A Government Lessee has been defined in Section 2(11) read with Section 38 of the Code as a person who has been granted a lease of unalienated unoccupied land for such period, for such purpose and on such conditions as may be provided in the lease and such a person, i.e., the grantee, shall be called a Government lessee in respect of the land so granted. Such a person shall have rights akin to a Lessee under the TOPA.
Occupant Class II means all persons who hold unalienated land in perpetuity but are subject to restrictions on the right to transfer.
The transfer contemplated by the Code is not as absolute as a Sale as there is a restriction on transfer and it is neither a Lease as certain aspects of a lease like a Lease Rent, Tenure, etc. do not exist and hence it is clear from the aforesaid definitions that an Occupancy Class II holder has rights neither of an Owner nor of a Lessee.
As such, the State Legislation has in effect created a sixth type of transfer, which is over and above the five types of transfers contemplated under TOPA.
Conversion of Rights
In 2012, the State Government had come out with a policy providing the manner of renewal of leases. Along with that, it also provided for the manner in which the Leasehold rights granted to a person could be converted to Occupancy Class II rights upon payment of conversion premium (thus establishing the fact that leasehold rights and Occupancy Class II rights are different).
Also, in 2016, Section 29A was introduced in the Code, which provided for the conversion of the Occupancy Class II rights or Leasehold rights into Occupancy Class I rights, upon payment of conversion premium and after following due procedure provided for by the State Government.
The holder of an Occupancy Class II Land may mortgage the land subject to prior permission of the State Government (Collector) and upon payment of transfer premium. Generally, 0.5% of the value of the land is prescribed as transfer premium.
Similarly, transfers by holders of Occupancy Class II lands are subject to prior permission of the State Government (Collector) and upon payment of transfer premium and/or unearned income. The quantum of unearned income prescribed is 50% of current value of the land less the permitted costs including cost of acquisition thereof.

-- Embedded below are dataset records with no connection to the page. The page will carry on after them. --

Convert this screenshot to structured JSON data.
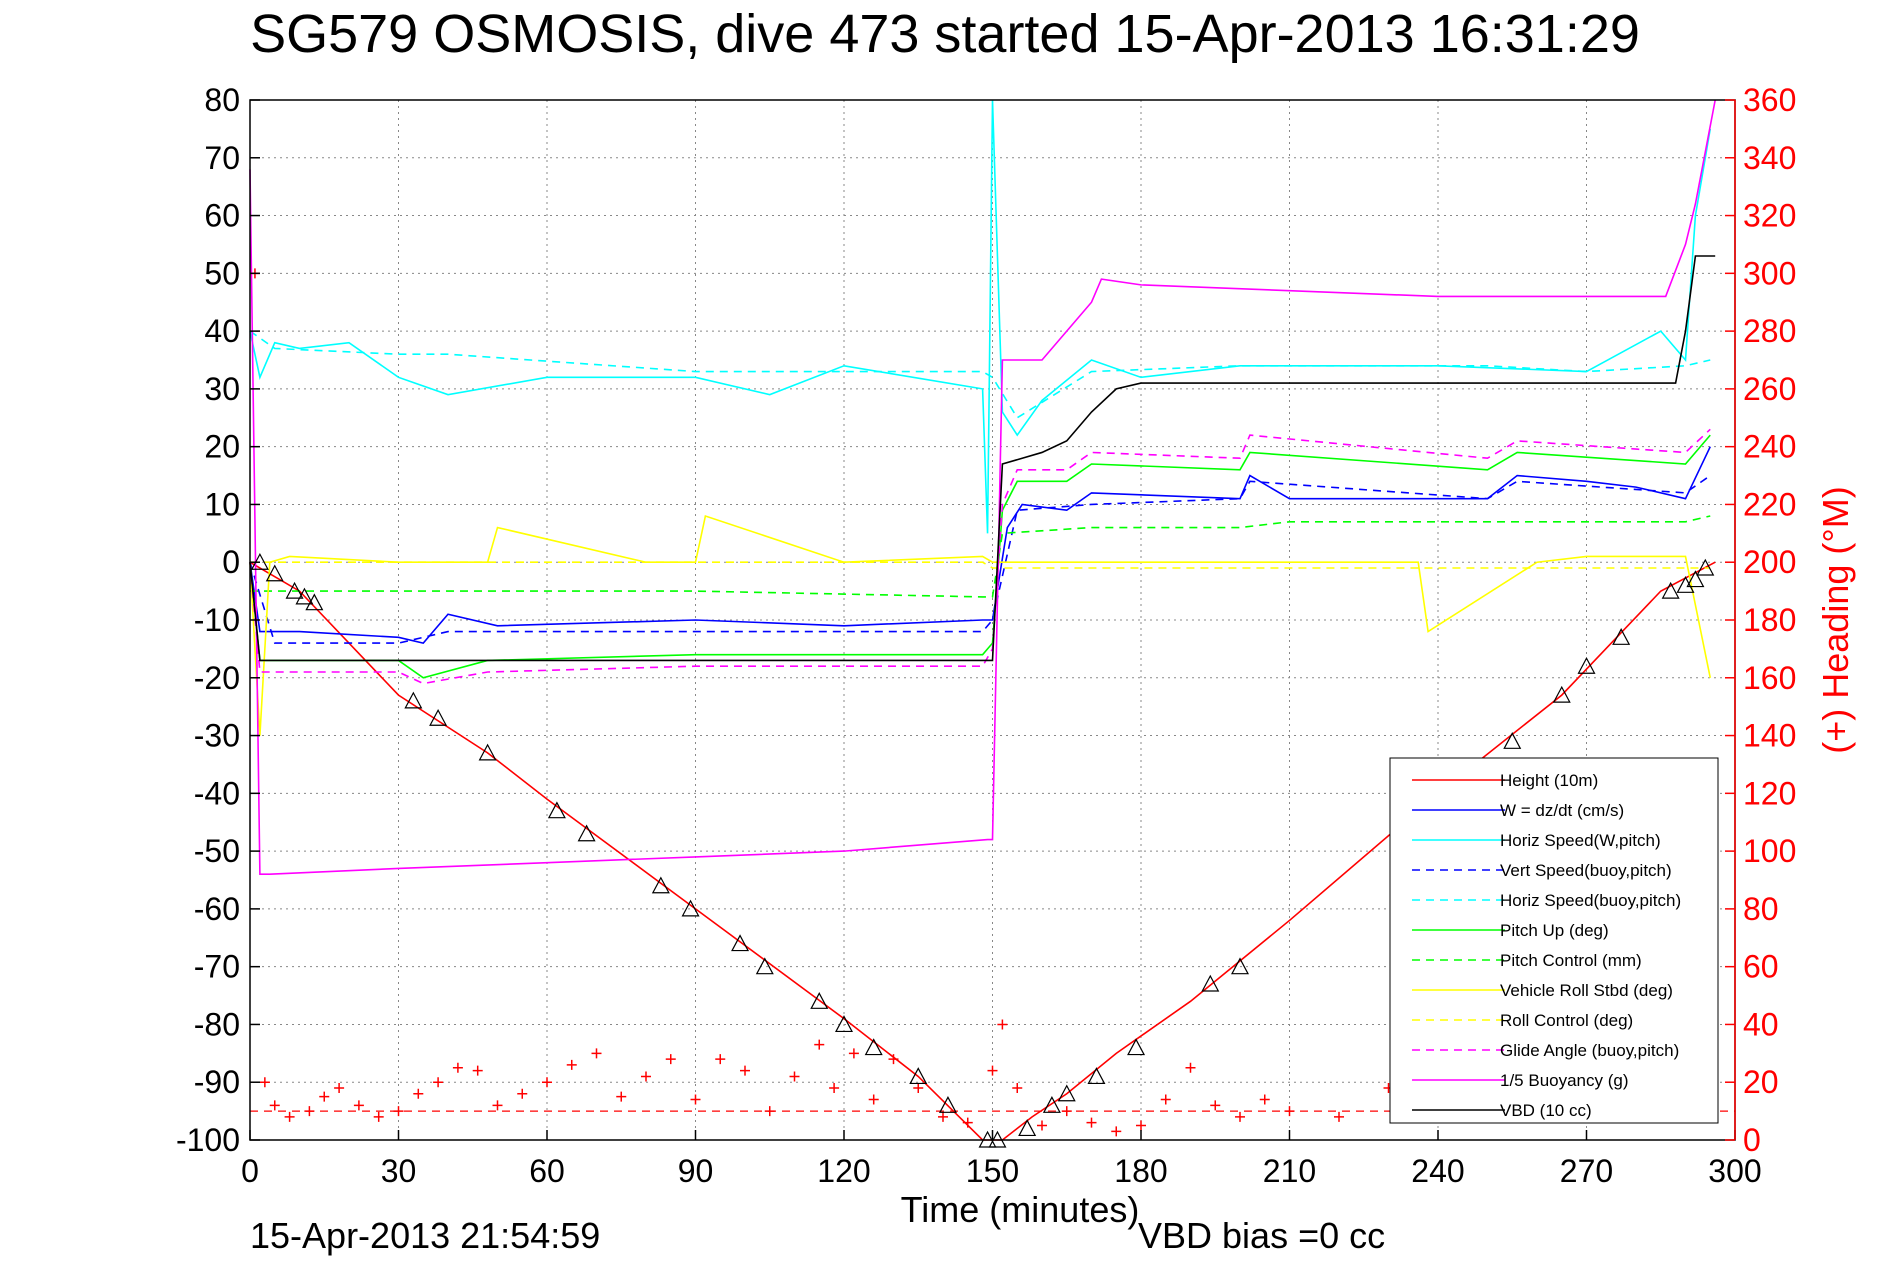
{
  "chart_data": {
    "type": "line",
    "title": "SG579 OSMOSIS, dive 473 started 15-Apr-2013 16:31:29",
    "xlabel": "Time (minutes)",
    "ylabel_right": "(+) Heading (°M)",
    "footer_left": "15-Apr-2013 21:54:59",
    "footer_right": "VBD bias =0 cc",
    "xlim": [
      0,
      300
    ],
    "ylim": [
      -100,
      80
    ],
    "ylim_right": [
      0,
      360
    ],
    "x_ticks": [
      "0",
      "30",
      "60",
      "90",
      "120",
      "150",
      "180",
      "210",
      "240",
      "270",
      "300"
    ],
    "y_ticks": [
      "80",
      "70",
      "60",
      "50",
      "40",
      "30",
      "20",
      "10",
      "0",
      "-10",
      "-20",
      "-30",
      "-40",
      "-50",
      "-60",
      "-70",
      "-80",
      "-90",
      "-100"
    ],
    "y_right_ticks": [
      "360",
      "340",
      "320",
      "300",
      "280",
      "260",
      "240",
      "220",
      "200",
      "180",
      "160",
      "140",
      "120",
      "100",
      "80",
      "60",
      "40",
      "20",
      "0"
    ],
    "grid": true,
    "legend_position": "bottom-right",
    "series": [
      {
        "name": "Height (10m)",
        "color": "#ff0000",
        "style": "solid",
        "x": [
          0,
          10,
          30,
          48,
          60,
          90,
          120,
          135,
          148,
          152,
          158,
          165,
          175,
          190,
          210,
          240,
          265,
          285,
          296
        ],
        "y": [
          0,
          -5,
          -23,
          -33,
          -41,
          -60,
          -79,
          -89,
          -100,
          -100,
          -96,
          -92,
          -85,
          -76,
          -62,
          -40,
          -23,
          -5,
          0
        ]
      },
      {
        "name": "W = dz/dt (cm/s)",
        "color": "#0000ff",
        "style": "solid",
        "x": [
          0,
          2,
          10,
          30,
          35,
          40,
          50,
          90,
          120,
          148,
          150,
          153,
          156,
          165,
          170,
          200,
          202,
          210,
          250,
          256,
          270,
          280,
          290,
          295
        ],
        "y": [
          0,
          -12,
          -12,
          -13,
          -14,
          -9,
          -11,
          -10,
          -11,
          -10,
          -10,
          6,
          10,
          9,
          12,
          11,
          15,
          11,
          11,
          15,
          14,
          13,
          11,
          20
        ]
      },
      {
        "name": "Horiz Speed(W,pitch)",
        "color": "#00ffff",
        "style": "solid",
        "x": [
          0,
          2,
          5,
          10,
          20,
          30,
          40,
          60,
          90,
          105,
          120,
          148,
          149,
          150,
          152,
          155,
          160,
          170,
          180,
          200,
          240,
          270,
          285,
          290,
          292,
          295
        ],
        "y": [
          40,
          32,
          38,
          37,
          38,
          32,
          29,
          32,
          32,
          29,
          34,
          30,
          5,
          80,
          26,
          22,
          28,
          35,
          32,
          34,
          34,
          33,
          40,
          35,
          60,
          75
        ]
      },
      {
        "name": "Vert Speed(buoy,pitch)",
        "color": "#0000ff",
        "style": "dashed",
        "x": [
          0,
          5,
          30,
          40,
          90,
          120,
          148,
          150,
          155,
          170,
          200,
          202,
          250,
          256,
          290,
          295
        ],
        "y": [
          0,
          -14,
          -14,
          -12,
          -12,
          -12,
          -12,
          -10,
          9,
          10,
          11,
          14,
          11,
          14,
          12,
          15
        ]
      },
      {
        "name": "Horiz Speed(buoy,pitch)",
        "color": "#00ffff",
        "style": "dashed",
        "x": [
          0,
          5,
          30,
          40,
          90,
          120,
          148,
          150,
          155,
          170,
          200,
          250,
          270,
          290,
          295
        ],
        "y": [
          40,
          37,
          36,
          36,
          33,
          33,
          33,
          32,
          25,
          33,
          34,
          34,
          33,
          34,
          35
        ]
      },
      {
        "name": "Pitch Up (deg)",
        "color": "#00ff00",
        "style": "solid",
        "x": [
          0,
          2,
          10,
          30,
          35,
          48,
          90,
          120,
          148,
          150,
          152,
          155,
          165,
          170,
          200,
          202,
          250,
          256,
          290,
          295
        ],
        "y": [
          0,
          -17,
          -17,
          -17,
          -20,
          -17,
          -16,
          -16,
          -16,
          -14,
          9,
          14,
          14,
          17,
          16,
          19,
          16,
          19,
          17,
          22
        ]
      },
      {
        "name": "Pitch Control (mm)",
        "color": "#00ff00",
        "style": "dashed",
        "x": [
          0,
          5,
          30,
          90,
          148,
          150,
          152,
          170,
          200,
          210,
          290,
          295
        ],
        "y": [
          -5,
          -5,
          -5,
          -5,
          -6,
          -6,
          5,
          6,
          6,
          7,
          7,
          8
        ]
      },
      {
        "name": "Vehicle Roll Stbd (deg)",
        "color": "#ffff00",
        "style": "solid",
        "x": [
          0,
          2,
          4,
          8,
          30,
          48,
          50,
          80,
          90,
          92,
          120,
          148,
          150,
          200,
          236,
          238,
          260,
          270,
          290,
          295
        ],
        "y": [
          0,
          -30,
          0,
          1,
          0,
          0,
          6,
          0,
          0,
          8,
          0,
          1,
          0,
          0,
          0,
          -12,
          0,
          1,
          1,
          -20
        ]
      },
      {
        "name": "Roll Control (deg)",
        "color": "#ffff00",
        "style": "dashed",
        "x": [
          0,
          5,
          148,
          150,
          295
        ],
        "y": [
          0,
          0,
          0,
          -1,
          -1
        ]
      },
      {
        "name": "Glide Angle (buoy,pitch)",
        "color": "#ff00ff",
        "style": "dashed",
        "x": [
          0,
          2,
          10,
          30,
          35,
          48,
          90,
          120,
          148,
          150,
          152,
          155,
          165,
          170,
          200,
          202,
          250,
          256,
          290,
          295
        ],
        "y": [
          0,
          -19,
          -19,
          -19,
          -21,
          -19,
          -18,
          -18,
          -18,
          -15,
          10,
          16,
          16,
          19,
          18,
          22,
          18,
          21,
          19,
          23
        ]
      },
      {
        "name": "1/5 Buoyancy (g)",
        "color": "#ff00ff",
        "style": "solid",
        "x": [
          0,
          2,
          4,
          30,
          60,
          90,
          120,
          149,
          150,
          152,
          160,
          165,
          170,
          172,
          180,
          210,
          240,
          270,
          286,
          290,
          292,
          296
        ],
        "y": [
          68,
          -54,
          -54,
          -53,
          -52,
          -51,
          -50,
          -48,
          -48,
          35,
          35,
          40,
          45,
          49,
          48,
          47,
          46,
          46,
          46,
          55,
          62,
          80
        ]
      },
      {
        "name": "VBD (10 cc)",
        "color": "#000000",
        "style": "solid",
        "x": [
          0,
          2,
          30,
          60,
          90,
          120,
          150,
          152,
          156,
          160,
          165,
          170,
          175,
          180,
          210,
          240,
          270,
          288,
          290,
          292,
          296
        ],
        "y": [
          0,
          -17,
          -17,
          -17,
          -17,
          -17,
          -17,
          17,
          18,
          19,
          21,
          26,
          30,
          31,
          31,
          31,
          31,
          31,
          40,
          53,
          53
        ]
      }
    ],
    "heading_markers": {
      "color": "#ff0000",
      "marker": "+",
      "x": [
        1,
        3,
        5,
        8,
        12,
        15,
        18,
        22,
        26,
        30,
        34,
        38,
        42,
        46,
        50,
        55,
        60,
        65,
        70,
        75,
        80,
        85,
        90,
        95,
        100,
        105,
        110,
        115,
        118,
        122,
        126,
        130,
        135,
        140,
        145,
        150,
        152,
        155,
        160,
        165,
        170,
        175,
        180,
        185,
        190,
        195,
        200,
        205,
        210,
        220,
        230,
        240,
        250,
        260,
        270,
        275,
        280,
        290,
        295
      ],
      "y": [
        300,
        20,
        12,
        8,
        10,
        15,
        18,
        12,
        8,
        10,
        16,
        20,
        25,
        24,
        12,
        16,
        20,
        26,
        30,
        15,
        22,
        28,
        14,
        28,
        24,
        10,
        22,
        33,
        18,
        30,
        14,
        28,
        18,
        8,
        6,
        24,
        40,
        18,
        5,
        10,
        6,
        3,
        5,
        14,
        25,
        12,
        8,
        14,
        10,
        8,
        18,
        24,
        28,
        20,
        30,
        18,
        14,
        8,
        12
      ]
    },
    "heading_reference": {
      "color": "#ff0000",
      "style": "dashed",
      "value": 10
    },
    "depth_triangles": {
      "color": "#000000",
      "x": [
        2,
        5,
        9,
        11,
        13,
        33,
        38,
        48,
        62,
        68,
        83,
        89,
        99,
        104,
        115,
        120,
        126,
        135,
        141,
        149,
        151,
        157,
        162,
        165,
        171,
        179,
        194,
        200,
        255,
        265,
        270,
        277,
        287,
        290,
        292,
        294
      ],
      "y": [
        0,
        -2,
        -5,
        -6,
        -7,
        -24,
        -27,
        -33,
        -43,
        -47,
        -56,
        -60,
        -66,
        -70,
        -76,
        -80,
        -84,
        -89,
        -94,
        -100,
        -100,
        -98,
        -94,
        -92,
        -89,
        -84,
        -73,
        -70,
        -31,
        -23,
        -18,
        -13,
        -5,
        -4,
        -3,
        -1
      ]
    }
  },
  "legend": {
    "items": [
      {
        "label": "Height (10m)",
        "color": "#ff0000",
        "dash": "none"
      },
      {
        "label": "W = dz/dt (cm/s)",
        "color": "#0000ff",
        "dash": "none"
      },
      {
        "label": "Horiz Speed(W,pitch)",
        "color": "#00ffff",
        "dash": "none"
      },
      {
        "label": "Vert Speed(buoy,pitch)",
        "color": "#0000ff",
        "dash": "8,6"
      },
      {
        "label": "Horiz Speed(buoy,pitch)",
        "color": "#00ffff",
        "dash": "8,6"
      },
      {
        "label": "Pitch Up (deg)",
        "color": "#00ff00",
        "dash": "none"
      },
      {
        "label": "Pitch Control (mm)",
        "color": "#00ff00",
        "dash": "8,6"
      },
      {
        "label": "Vehicle Roll Stbd (deg)",
        "color": "#ffff00",
        "dash": "none"
      },
      {
        "label": "Roll Control (deg)",
        "color": "#ffff00",
        "dash": "8,6"
      },
      {
        "label": "Glide Angle (buoy,pitch)",
        "color": "#ff00ff",
        "dash": "8,6"
      },
      {
        "label": "1/5 Buoyancy (g)",
        "color": "#ff00ff",
        "dash": "none"
      },
      {
        "label": "VBD (10 cc)",
        "color": "#000000",
        "dash": "none"
      }
    ]
  }
}
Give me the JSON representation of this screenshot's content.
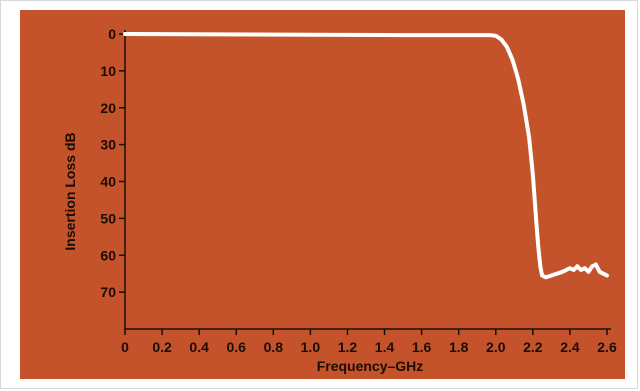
{
  "chart_data": {
    "type": "line",
    "title": "",
    "xlabel": "Frequency–GHz",
    "ylabel": "Insertion Loss dB",
    "xlim": [
      0,
      2.6
    ],
    "ylim": [
      0,
      80
    ],
    "y_inverted": true,
    "grid": false,
    "x_ticks": [
      0,
      0.2,
      0.4,
      0.6,
      0.8,
      1.0,
      1.2,
      1.4,
      1.6,
      1.8,
      2.0,
      2.2,
      2.4,
      2.6
    ],
    "x_tick_labels": [
      "0",
      "0.2",
      "0.4",
      "0.6",
      "0.8",
      "1.0",
      "1.2",
      "1.4",
      "1.6",
      "1.8",
      "2.0",
      "2.2",
      "2.4",
      "2.6"
    ],
    "y_ticks": [
      0,
      10,
      20,
      30,
      40,
      50,
      60,
      70
    ],
    "y_tick_labels": [
      "0",
      "10",
      "20",
      "30",
      "40",
      "50",
      "60",
      "70"
    ],
    "series": [
      {
        "color": "#ffffff",
        "x": [
          0.0,
          0.5,
          1.0,
          1.5,
          1.9,
          1.97,
          2.0,
          2.03,
          2.06,
          2.09,
          2.12,
          2.15,
          2.18,
          2.2,
          2.21,
          2.22,
          2.23,
          2.24,
          2.25,
          2.27,
          2.3,
          2.33,
          2.36,
          2.38,
          2.4,
          2.42,
          2.44,
          2.46,
          2.48,
          2.5,
          2.52,
          2.54,
          2.56,
          2.58,
          2.6
        ],
        "y": [
          0.0,
          0.1,
          0.2,
          0.3,
          0.3,
          0.3,
          0.5,
          1.5,
          3.5,
          7.0,
          12.0,
          19.0,
          28.0,
          38.0,
          45.0,
          52.0,
          58.0,
          63.0,
          65.5,
          66.0,
          65.5,
          65.0,
          64.5,
          64.0,
          63.5,
          64.0,
          63.0,
          64.0,
          63.5,
          64.5,
          63.0,
          62.5,
          64.5,
          65.0,
          65.5
        ]
      }
    ]
  }
}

The genesis behind the restrictions seems to be that when a holder is granted Occupancy Class II rights by the State Government, it is charged a very negligible amount for such acquisition compared to full market value of that date. Hence, it is in the interest of the public that premium is charged to the holder at the time of mortgage/ transfer as the holder itself received the land for a fraction of the price.
This genesis is further supported by the fact that the validity of charging such premium under Section 37A and the proviso to Section 295 of the Code was upheld by the Hon’ble Bombay High Court in a recent judgement of May, 2018 where it was held that the charging of transfer premium and unearned income is in the interest of the public. The Court has also directed the State Government of Maharashtra to formulate a standard policy for the transfer of Occupancy Class II lands providing for uniform rates and procedure for the same.
Now, it is only a matter of time when such a policy is formulated and introduced to the public at large.
The content of this article is intended to provide a general guide to the subject matter. Specialist advice should be sought about your specific circumstances.